The kernel drivers are provided under a GPL v2 license. All other software
components are provided under an Apache 2.0 license.

Please see [LICENSE-APACHE-2.0.txt](LICENSE-APACHE-2.0.txt) and
[LICENSE-GPL-2.0.txt](LICENSE-GPL-2.0.txt) for more information.

The [Userspace API (UAPI)](kernel/uapi/ethosu.h) has a
'WITH Linux-syscall-note' exception to the license. Please see
[Linux-syscall-note](Linux-syscall-note.txt) for more information.

# Contributions

The Arm Ethos-U project welcomes contributions under the Apache-2.0 license.

Before we can accept your contribution, you need to certify its origin and give
us your permission.

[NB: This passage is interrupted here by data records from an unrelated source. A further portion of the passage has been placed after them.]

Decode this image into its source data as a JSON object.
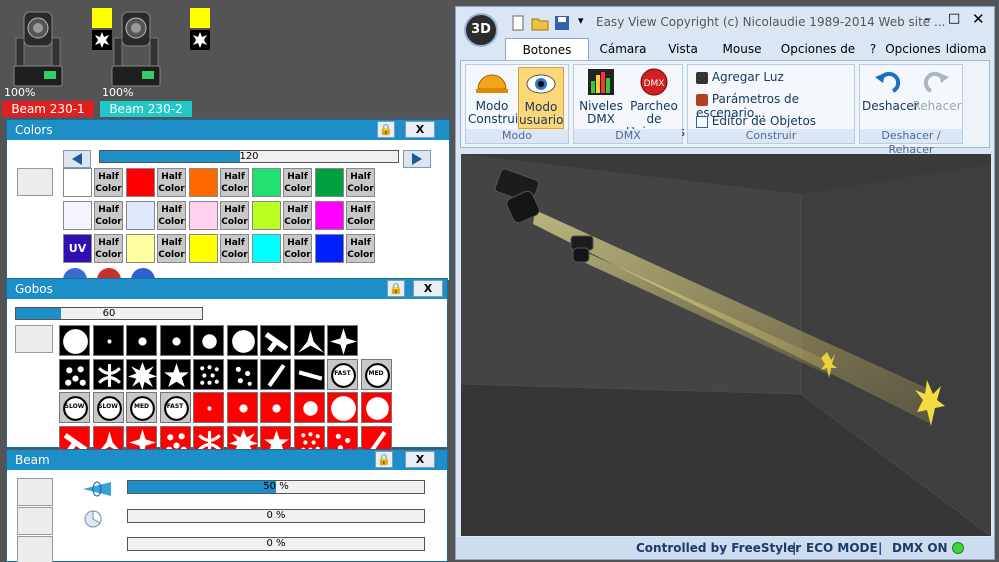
{
  "fixtures": [
    {
      "percent": "100%",
      "name": "Beam 230-1",
      "name_bg": "#e02020"
    },
    {
      "percent": "100%",
      "name": "Beam 230-2",
      "name_bg": "#20c8c8"
    }
  ],
  "colors_panel": {
    "title": "Colors",
    "lock_icon": "lock-icon",
    "close_label": "X",
    "slider_value": "120",
    "slider_fraction": 0.47,
    "uv_label": "UV",
    "half_label_line1": "Half",
    "half_label_line2": "Color",
    "swatches": {
      "row1": [
        "#ffffff",
        "#ff0000",
        "#ff6a00",
        "#22e070",
        "#00a040"
      ],
      "row2": [
        "#f4f4ff",
        "#dde8ff",
        "#ffd0f0",
        "#bbff22",
        "#ff00ff"
      ],
      "row3": [
        "#3010b0",
        "#ffffa0",
        "#ffff00",
        "#00ffff",
        "#0020ff"
      ]
    }
  },
  "gobos_panel": {
    "title": "Gobos",
    "close_label": "X",
    "slider_value": "60",
    "slider_fraction": 0.24,
    "speed_labels": [
      "FAST",
      "MED",
      "SLOW",
      "SLOW",
      "MED",
      "FAST"
    ]
  },
  "beam_panel": {
    "title": "Beam",
    "close_label": "X",
    "bars": [
      {
        "value": "50 %",
        "fraction": 0.5
      },
      {
        "value": "0 %",
        "fraction": 0
      },
      {
        "value": "0 %",
        "fraction": 0
      }
    ]
  },
  "app": {
    "logo_label": "3D",
    "title": "Easy View   Copyright (c) Nicolaudie 1989-2014   Web site ...",
    "tabs": [
      "Botones están",
      "Cámara",
      "Vista",
      "Mouse",
      "Opciones de re",
      "?",
      "Opciones",
      "Idioma"
    ],
    "groups": {
      "modo": {
        "caption": "Modo",
        "btn1": [
          "Modo",
          "Construir"
        ],
        "btn2": [
          "Modo",
          "usuario"
        ]
      },
      "dmx": {
        "caption": "DMX",
        "btn1": [
          "Niveles",
          "DMX"
        ],
        "btn2": [
          "Parcheo de",
          "Universos"
        ]
      },
      "construir": {
        "caption": "Construir",
        "items": [
          "Agregar Luz",
          "Parámetros de escenario...",
          "Editor de Objetos simples"
        ]
      },
      "undo": {
        "caption": "Deshacer / Rehacer",
        "undo": "Deshacer",
        "redo": "Rehacer"
      }
    },
    "status": {
      "controlled": "Controlled by FreeStyler",
      "eco": "ECO MODE",
      "dmx": "DMX ON",
      "sep": "|"
    }
  }
}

For this process we use the Developer Certificate of Origin
(DCO) V1.1 (https://developercertificate.org).

To indicate that you agree to the terms of the DCO, you "sign off" your
contribution by adding a line with your name and e-mail address to every git
commit message. You must use your real name, no pseudonyms or anonymous
contributions are accepted. If there are more than one contributor, everyone
adds their name and e-mail to the commit message.

```
Author: John Doe \<john.doe@example.org\>
Date:   Mon Feb 29 12:12:12 2016 +0000

Title of the commit

Short description of the change.

Signed-off-by: John Doe john.doe@example.org
Signed-off-by: Foo Bar foo.bar@example.org
```

The contributions will be code reviewed by Arm before they can be accepted into
the repository.

In order to submit a contribution push your patch to
`ssh://<GITHUB_USER_ID>@review.mlplatform.org:29418/ml/ethos-u/ethos-u-linux-driver-stack`.
To do this you will need to sign-in to
[review.mlplatform.org](https://review.mlplatform.org) using a GitHub account
and add your SSH key under your settings. If there is a problem adding the SSH
key make sure there is a valid email address in the Email Addresses field.

# Security

Please see [Security](SECURITY.md).

# Trademark notice

Arm, Cortex and Ethos are registered trademarks of Arm Limited (or its
subsidiaries) in the US and/or elsewhere.